Iconoclasm: from the Greek eikon (image) and klastes (breaker). The Tate Britain show, which opens tomorrow, studies the history of destruction of British art since the 1500s. The show is wider than the strict definition of iconoclasm, which is limited to the destruction of religious symbols, and also looks at politics, attacks on art and the purposeful destruction process in art with the risk of being off-topic in the last three rooms.
The exhibition obviously cannot display the destroyed art but demonstrates that religious and political iconoclasts were in some instances willing to show the destruction itself, despite different purposes, such as avoiding idolatry in religion, or fighting for a cause. Some iconoclasts wanted us to see their acts or what remained of them: scratched panels, decapitated sculptures, noses or arms missing… The iconoclasts were meticulous in some cases; for instance, carefully removing sections from stained glass and prints.

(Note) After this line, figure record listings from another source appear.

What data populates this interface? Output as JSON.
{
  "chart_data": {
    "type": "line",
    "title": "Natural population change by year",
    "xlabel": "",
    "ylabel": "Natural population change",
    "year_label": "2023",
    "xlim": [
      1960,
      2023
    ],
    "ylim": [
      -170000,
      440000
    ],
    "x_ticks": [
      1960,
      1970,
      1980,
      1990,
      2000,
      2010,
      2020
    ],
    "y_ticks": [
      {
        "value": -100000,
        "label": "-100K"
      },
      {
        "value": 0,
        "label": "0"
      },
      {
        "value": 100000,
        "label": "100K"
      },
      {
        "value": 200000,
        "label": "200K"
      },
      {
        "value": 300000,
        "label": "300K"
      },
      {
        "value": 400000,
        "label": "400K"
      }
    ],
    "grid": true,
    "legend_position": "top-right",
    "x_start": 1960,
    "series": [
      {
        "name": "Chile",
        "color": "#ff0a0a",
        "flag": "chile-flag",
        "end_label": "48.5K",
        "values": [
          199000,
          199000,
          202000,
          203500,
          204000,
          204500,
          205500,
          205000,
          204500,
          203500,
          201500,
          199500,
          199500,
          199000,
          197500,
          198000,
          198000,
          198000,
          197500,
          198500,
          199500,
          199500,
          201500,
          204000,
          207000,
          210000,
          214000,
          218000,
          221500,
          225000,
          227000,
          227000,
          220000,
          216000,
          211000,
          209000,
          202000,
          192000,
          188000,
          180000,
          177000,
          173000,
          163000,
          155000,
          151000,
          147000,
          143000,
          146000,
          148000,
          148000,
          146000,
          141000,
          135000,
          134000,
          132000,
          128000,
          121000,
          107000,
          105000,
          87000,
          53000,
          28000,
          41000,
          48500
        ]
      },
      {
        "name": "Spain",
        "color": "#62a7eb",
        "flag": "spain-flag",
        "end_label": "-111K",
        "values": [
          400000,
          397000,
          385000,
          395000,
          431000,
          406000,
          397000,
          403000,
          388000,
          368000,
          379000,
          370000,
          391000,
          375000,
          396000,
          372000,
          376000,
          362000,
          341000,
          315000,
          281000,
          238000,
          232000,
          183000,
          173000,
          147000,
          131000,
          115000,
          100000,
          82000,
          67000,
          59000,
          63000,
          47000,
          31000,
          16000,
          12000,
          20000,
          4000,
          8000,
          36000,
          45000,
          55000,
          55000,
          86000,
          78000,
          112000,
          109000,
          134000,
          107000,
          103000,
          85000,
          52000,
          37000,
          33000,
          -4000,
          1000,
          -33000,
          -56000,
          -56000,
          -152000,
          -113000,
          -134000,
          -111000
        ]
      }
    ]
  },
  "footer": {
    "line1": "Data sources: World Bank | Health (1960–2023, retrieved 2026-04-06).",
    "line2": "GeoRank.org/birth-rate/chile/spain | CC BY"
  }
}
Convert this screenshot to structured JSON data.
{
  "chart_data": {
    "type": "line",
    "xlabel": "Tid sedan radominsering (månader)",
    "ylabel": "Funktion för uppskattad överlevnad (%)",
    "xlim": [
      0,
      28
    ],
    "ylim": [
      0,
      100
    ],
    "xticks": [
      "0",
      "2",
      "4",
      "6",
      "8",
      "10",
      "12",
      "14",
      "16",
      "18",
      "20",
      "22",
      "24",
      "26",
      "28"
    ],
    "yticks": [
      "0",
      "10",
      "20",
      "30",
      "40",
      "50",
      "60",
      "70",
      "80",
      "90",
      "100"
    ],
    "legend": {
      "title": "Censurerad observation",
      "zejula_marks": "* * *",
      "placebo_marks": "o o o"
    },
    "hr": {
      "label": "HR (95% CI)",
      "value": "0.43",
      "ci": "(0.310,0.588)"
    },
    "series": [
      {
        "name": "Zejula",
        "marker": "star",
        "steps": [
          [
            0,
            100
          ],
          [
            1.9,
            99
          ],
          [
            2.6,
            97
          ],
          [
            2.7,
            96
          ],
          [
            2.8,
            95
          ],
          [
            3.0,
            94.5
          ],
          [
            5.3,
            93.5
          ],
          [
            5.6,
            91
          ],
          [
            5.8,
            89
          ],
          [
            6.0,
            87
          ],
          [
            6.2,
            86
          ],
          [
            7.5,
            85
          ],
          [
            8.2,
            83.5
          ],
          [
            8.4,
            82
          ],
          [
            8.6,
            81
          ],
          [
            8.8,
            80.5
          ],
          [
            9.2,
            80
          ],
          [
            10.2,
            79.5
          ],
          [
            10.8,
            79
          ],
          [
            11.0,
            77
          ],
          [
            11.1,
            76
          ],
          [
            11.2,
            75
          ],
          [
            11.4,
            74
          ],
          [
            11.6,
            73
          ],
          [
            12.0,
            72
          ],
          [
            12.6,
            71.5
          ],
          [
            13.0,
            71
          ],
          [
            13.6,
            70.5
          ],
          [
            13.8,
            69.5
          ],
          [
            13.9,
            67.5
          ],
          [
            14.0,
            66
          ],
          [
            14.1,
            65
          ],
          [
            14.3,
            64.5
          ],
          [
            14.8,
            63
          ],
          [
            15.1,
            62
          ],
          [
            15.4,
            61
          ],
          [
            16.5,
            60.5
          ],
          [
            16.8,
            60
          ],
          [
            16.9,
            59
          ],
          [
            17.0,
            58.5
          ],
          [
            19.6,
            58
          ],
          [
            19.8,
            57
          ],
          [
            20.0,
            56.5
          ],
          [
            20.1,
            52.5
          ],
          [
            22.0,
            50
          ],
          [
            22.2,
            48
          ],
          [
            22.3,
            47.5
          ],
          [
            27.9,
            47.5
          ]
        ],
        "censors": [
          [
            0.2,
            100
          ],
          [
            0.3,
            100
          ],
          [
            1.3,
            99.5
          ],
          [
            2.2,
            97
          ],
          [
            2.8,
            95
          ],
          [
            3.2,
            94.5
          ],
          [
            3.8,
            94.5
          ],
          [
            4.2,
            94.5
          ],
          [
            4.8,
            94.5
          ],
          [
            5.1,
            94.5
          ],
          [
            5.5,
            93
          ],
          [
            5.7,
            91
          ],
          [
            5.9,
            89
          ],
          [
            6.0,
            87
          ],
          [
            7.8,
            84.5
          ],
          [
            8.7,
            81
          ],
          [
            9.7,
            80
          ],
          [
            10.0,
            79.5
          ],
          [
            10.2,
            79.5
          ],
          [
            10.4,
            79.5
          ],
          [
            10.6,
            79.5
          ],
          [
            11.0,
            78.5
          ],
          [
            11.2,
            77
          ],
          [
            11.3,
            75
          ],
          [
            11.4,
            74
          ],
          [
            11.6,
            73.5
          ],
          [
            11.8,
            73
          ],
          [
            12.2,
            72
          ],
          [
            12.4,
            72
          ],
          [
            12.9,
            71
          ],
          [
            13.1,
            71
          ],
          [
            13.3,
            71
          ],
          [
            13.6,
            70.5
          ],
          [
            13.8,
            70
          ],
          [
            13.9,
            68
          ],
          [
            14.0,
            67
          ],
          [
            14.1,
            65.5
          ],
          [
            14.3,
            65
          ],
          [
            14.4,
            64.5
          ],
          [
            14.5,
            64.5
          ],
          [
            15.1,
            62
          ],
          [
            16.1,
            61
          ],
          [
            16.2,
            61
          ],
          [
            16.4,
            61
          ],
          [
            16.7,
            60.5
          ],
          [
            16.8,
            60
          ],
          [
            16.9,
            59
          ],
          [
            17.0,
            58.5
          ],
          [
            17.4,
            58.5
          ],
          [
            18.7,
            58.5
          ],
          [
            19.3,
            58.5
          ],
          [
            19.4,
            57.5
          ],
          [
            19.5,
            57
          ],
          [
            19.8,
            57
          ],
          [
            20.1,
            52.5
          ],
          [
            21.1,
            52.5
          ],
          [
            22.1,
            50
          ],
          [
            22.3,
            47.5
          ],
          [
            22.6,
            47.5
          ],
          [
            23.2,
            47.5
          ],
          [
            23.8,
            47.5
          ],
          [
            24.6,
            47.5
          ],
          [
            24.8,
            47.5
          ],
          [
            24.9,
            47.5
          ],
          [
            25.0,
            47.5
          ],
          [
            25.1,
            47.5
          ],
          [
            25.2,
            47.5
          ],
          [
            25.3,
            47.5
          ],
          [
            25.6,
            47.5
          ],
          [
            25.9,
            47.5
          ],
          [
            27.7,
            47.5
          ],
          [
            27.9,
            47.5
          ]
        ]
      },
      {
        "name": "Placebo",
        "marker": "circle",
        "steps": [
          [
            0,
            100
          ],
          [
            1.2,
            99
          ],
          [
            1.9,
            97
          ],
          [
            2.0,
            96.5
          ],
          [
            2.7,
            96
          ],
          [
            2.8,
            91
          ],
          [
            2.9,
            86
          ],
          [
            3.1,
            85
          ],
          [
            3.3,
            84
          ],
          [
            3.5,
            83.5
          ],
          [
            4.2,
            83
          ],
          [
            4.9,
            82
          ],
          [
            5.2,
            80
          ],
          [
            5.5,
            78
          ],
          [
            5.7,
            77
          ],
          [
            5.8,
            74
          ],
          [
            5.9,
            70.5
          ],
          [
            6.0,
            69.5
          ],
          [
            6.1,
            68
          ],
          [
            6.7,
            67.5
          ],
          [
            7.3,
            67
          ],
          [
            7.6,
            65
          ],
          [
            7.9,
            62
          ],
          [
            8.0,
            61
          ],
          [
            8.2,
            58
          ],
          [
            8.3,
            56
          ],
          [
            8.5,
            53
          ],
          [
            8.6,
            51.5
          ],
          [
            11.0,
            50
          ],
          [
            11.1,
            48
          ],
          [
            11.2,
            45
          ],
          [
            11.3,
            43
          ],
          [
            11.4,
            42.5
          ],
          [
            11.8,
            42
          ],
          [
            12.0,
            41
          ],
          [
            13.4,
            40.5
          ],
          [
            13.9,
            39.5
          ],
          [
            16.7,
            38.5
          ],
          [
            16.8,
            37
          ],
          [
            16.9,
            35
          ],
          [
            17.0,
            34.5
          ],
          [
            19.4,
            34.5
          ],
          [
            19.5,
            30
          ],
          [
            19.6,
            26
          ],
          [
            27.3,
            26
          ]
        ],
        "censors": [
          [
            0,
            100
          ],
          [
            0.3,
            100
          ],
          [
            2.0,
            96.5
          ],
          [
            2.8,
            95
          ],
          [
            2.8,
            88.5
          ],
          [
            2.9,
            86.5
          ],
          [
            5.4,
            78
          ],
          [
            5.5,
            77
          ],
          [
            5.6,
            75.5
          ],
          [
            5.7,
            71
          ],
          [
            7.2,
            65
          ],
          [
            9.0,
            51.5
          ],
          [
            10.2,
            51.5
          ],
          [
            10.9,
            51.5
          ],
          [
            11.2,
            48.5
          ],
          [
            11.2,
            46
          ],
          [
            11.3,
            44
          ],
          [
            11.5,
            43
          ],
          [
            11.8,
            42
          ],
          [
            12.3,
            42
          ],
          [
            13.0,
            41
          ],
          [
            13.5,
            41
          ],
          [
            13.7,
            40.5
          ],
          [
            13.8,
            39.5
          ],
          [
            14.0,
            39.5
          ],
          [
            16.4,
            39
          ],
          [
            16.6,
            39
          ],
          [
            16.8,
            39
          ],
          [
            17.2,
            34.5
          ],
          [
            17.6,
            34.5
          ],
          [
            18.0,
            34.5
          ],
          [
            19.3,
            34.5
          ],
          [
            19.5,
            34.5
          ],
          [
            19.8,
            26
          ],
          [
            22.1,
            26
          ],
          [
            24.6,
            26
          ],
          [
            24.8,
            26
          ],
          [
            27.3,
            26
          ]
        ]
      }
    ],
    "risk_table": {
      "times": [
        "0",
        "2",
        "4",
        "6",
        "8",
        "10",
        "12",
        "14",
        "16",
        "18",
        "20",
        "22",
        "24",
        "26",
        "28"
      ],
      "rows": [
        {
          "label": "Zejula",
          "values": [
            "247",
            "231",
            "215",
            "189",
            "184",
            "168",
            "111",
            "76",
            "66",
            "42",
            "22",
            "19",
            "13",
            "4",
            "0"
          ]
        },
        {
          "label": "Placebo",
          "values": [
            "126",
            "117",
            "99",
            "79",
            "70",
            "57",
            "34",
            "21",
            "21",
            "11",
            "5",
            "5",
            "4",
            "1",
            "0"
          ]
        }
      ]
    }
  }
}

The Protestant Reformation was key in religious iconoclasm where idols were seen as a distraction from the faith in God: corrupted images vs. incorruptible text. In political iconoclasm, sculptures in public spaces and art works were easy defenceless targets, while having a high symbolic power. The Suffragettes attacked art to campaign for the women’s right to vote. Seeing a picture of the Velasquez’s Rokeby Venus damaged is certainly heart breaking.
All in all, I enjoyed learning about iconoclasm in religion and politics and found the Aesthetic section stimulating, intertwined with performance art. I do think however that the subjects of attacks on art and the purposeful destruction process in art could have been an exhibition in its own right… if a curator reads my blog! The Art under Attack show runs until January 5, 2014.